“The Open Window”—Saki’s tale of the anxious Framton Nuttel’s ill-fated encounter with the precocious young storyteller Vera in the English countryside—is, ultimately, a satire of excessive decorum. Saki wrote the story during the Edwardian Era (1901-1914), when British social mores were beginning to loosen. In the story, Saki positions the excessive social graces of the previous period as shallow and arbitrary, but also as actions that, ironically, allow for rudeness and deception.
In “The Open Window” etiquette is the enemy of candor. Rigid social expectations lead to stilted, awkward conversations, as characters must say what is proper rather than what they actually feel. For example, Mr. Nuttel cannot simply offer a sincere greeting or compliment to Vera upon his arrival at the Sappleton home. Instead, he must navigate the overly-complicated task of saying “the correct something which should duly flatter the niece of the moment without unduly discounting the aunt that was to come.” The result is silence: concern over saying the right thing results in Mr. Nuttel unable to think of anything to say at all. Saki further lampoons societal norms of conversation by writing that Vera only continued speaking after judging that she and Mr. Nuttel “had had sufficient silent communion.”
Etiquette also manifests as a form of insincerity. Mr. Nuttel’s sister has written letters of introduction to locals she met while living in the countryside, in the hopes that meeting with them will help assuage her brother’s anxiety. Yet despite asking these people for what is essentially a favor, she cannot bring herself to characterize them all favorably; she says to her brother that only “some of them, as far as I can remember, were quite nice.” With his sister having already written letters, propriety dictates that Mr. Nuttel visit certain homes despite having no meaningful connection to their occupants. Mr. Nuttel proceeds with these social callings despite his—it turns out warranted—doubts that his “formal visits on a succession of total strangers would do much towards helping to cure his nerves.”

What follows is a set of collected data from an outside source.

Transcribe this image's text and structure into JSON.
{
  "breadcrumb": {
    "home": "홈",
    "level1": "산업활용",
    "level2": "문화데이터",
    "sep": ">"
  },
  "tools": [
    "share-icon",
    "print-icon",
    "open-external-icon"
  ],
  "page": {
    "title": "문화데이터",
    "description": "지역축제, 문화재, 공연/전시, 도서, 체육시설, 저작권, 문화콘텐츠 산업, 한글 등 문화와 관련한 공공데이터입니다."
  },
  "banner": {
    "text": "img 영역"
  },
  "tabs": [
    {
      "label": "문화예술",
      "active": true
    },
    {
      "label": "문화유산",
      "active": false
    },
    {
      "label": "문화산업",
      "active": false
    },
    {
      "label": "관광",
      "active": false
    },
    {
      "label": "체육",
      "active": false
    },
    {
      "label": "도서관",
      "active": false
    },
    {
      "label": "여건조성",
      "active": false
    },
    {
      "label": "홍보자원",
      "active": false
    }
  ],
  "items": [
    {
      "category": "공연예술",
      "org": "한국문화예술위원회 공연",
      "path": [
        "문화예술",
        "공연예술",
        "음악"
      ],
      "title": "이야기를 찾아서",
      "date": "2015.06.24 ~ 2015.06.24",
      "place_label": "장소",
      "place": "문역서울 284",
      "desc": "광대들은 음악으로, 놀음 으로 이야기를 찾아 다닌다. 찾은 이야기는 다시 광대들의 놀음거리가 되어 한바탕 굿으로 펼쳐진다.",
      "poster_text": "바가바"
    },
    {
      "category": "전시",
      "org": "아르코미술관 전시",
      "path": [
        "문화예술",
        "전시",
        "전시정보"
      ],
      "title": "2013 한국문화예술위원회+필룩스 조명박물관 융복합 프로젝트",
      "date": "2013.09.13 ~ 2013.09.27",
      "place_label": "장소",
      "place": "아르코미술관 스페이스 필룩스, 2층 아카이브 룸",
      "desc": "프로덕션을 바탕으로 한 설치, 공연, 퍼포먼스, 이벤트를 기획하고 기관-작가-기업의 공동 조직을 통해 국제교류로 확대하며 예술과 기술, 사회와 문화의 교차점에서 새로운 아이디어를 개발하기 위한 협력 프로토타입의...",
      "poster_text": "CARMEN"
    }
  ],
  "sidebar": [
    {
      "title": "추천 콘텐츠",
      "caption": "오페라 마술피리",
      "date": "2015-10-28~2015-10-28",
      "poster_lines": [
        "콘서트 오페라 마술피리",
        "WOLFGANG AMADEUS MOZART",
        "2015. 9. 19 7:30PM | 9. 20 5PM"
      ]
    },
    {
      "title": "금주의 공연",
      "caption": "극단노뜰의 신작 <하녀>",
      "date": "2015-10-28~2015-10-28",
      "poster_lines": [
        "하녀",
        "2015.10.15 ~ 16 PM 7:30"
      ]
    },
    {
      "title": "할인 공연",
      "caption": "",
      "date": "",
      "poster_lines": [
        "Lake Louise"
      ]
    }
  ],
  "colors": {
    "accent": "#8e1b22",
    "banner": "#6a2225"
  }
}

Mr. Nuttel feeling obliged to visit strangers, and those strangers feeling obliged to host him, creating the opportunity for (and perhaps ensuring) awkwardness hidden behind a veil of politeness. Saki then further points out the ridiculousness of the situation by showing how these interactions between utter strangers also create the opportunity for deception. Upon learning that the man she has been tasked with greeting is clueless about her family, Vera entertains herself by spinning a tale about her aunt’s tragic history—subverting expectations of propriety to satisfy her own decidedly improper ends.
Preoccupation with etiquette not only allows Vera to get away with her lies, but also results in Mr. Nuttel being made a fool of. His head spinning with Vera’s story about the deaths of her male relatives, Mr. Nuttel becomes terrified upon seeing “ghosts” return to the Sappleton home and flees “without a word of good-bye or apology” (and also nearly collides with an innocent cyclist in the process). A situation spawned by decorum has ironically resulted in the anxious Mr. Nuttel coming across as a rude, and as such implies that the original social mores governing politeness and decorum are themselves hollow and absurd.
The Absurdity of Etiquette ThemeTracker
The Absurdity of Etiquette Quotes in The Open Window
Framton Nuttel endeavoured to say the correct something which should duly flatter the niece of the moment without unduly discounting the aunt that was to come. Privately he doubted more than ever whether these formal visits on a succession of total strangers would do much towards helping the nerve cure which he was supposed to be undergoing.
She rattled on cheerfully about the shooting and the scarcity of birds, and the prospects for duck in the winter. To Framton it was all purely horrible.
"The doctors agree in ordering me complete rest, an absence of mental excitement, and avoidance of anything in the nature of violent physical exercise," announced Framton, who laboured under the tolerably wide-spread delusion that total strangers and chance acquaintances are hungry for the least detail of one's ailments and infirmities, their cause and cure.
"A most extraordinary man, a Mr. Nuttel," said Mrs. Sappleton; "could only talk about his illnesses, and dashed off without a word of good-bye or apology when you arrived. One would think he had seen a ghost."